Generally speaking, though, this is a 49ers team that is consciously trying to prop open its current window of contention, which is why there are so many familiar faces. They drafted to start reloading for 2022 and beyond, but their free agent signings and their retention strategies for their current players were aimed at giving them postseason life in 2021, and after a rough start they’re on track to get there.

What to know

This matchup isn’t the hardest one the Falcons have faced thus far, but the 49ers are a pretty well-balanced and talented team. We’ve been waiting all year for Atlanta to best a team they’re not either favored or beat or on somewhat equal footing with, and there’s no time like the present. Right?

To win, Atlanta will need at least a tidy day from Matt Ryan and the ground game against a defense that has forced 18 fumbles and has been very good against the pass in particular. They’re fresh off a couple of uneven efforts against the Seahawks and Bengals, and the hope will be that they’re not at the peak of their powers against Atlanta. The Falcons would very much like to repeat their strong day against Carolina’s pass rush to enable the offense to do, you know, much of anything.

Defensively, Atlanta will need to slow Jimmy Garoppolo, who has thrown for nearly 300 yards in back-to-back weeks. Garoppolo is good or a couple of ghastly throws per game and the Falcons have been on a little bit of a tear of late in terms of punishing errant throws by snagging interceptions, and it’s more than fair to say that a couple of picks would help turn the tide of this game. Particularly if Elijah Mitchell is back, the Falcons must also be much sharper than they have been containing the run, because Kyle Shanahan has weapons at his disposal and is never ever shy about using them. Deebo Samuel has been particularly lethal as a runner of late, averaging 6-7 touches per game over the last four games and scoring at least one touchdown every week over that span.

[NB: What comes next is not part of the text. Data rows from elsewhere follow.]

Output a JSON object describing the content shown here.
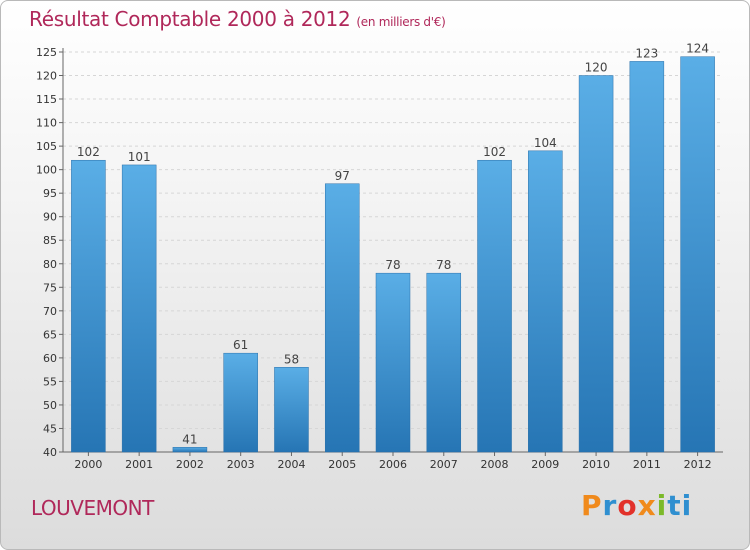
{
  "header": {
    "title": "Résultat Comptable 2000 à 2012",
    "subtitle": "(en milliers d'€)"
  },
  "footer": {
    "commune": "LOUVEMONT",
    "logo_text": "Proxiti"
  },
  "colors": {
    "title": "#b0285a",
    "bar_light": "#5aaee6",
    "bar_dark": "#2675b4"
  },
  "chart_data": {
    "type": "bar",
    "title": "Résultat Comptable 2000 à 2012",
    "subtitle": "(en milliers d'€)",
    "xlabel": "",
    "ylabel": "",
    "categories": [
      "2000",
      "2001",
      "2002",
      "2003",
      "2004",
      "2005",
      "2006",
      "2007",
      "2008",
      "2009",
      "2010",
      "2011",
      "2012"
    ],
    "values": [
      102,
      101,
      41,
      61,
      58,
      97,
      78,
      78,
      102,
      104,
      120,
      123,
      124
    ],
    "ylim": [
      40,
      125
    ],
    "yticks": [
      40,
      45,
      50,
      55,
      60,
      65,
      70,
      75,
      80,
      85,
      90,
      95,
      100,
      105,
      110,
      115,
      120,
      125
    ],
    "grid": true,
    "legend": "none"
  }
}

It will take, in other words, that fabled complete effort that Arthur Smith and company have been talking about. Chances are nothing short of a very good defensive and offensive effort will be enough to carry the day, and while it’s hard to like Atlanta’s chances of suddenly digging deep and coming up with that kind of game, we’ll hope their recent improvements lead to a surprise upset.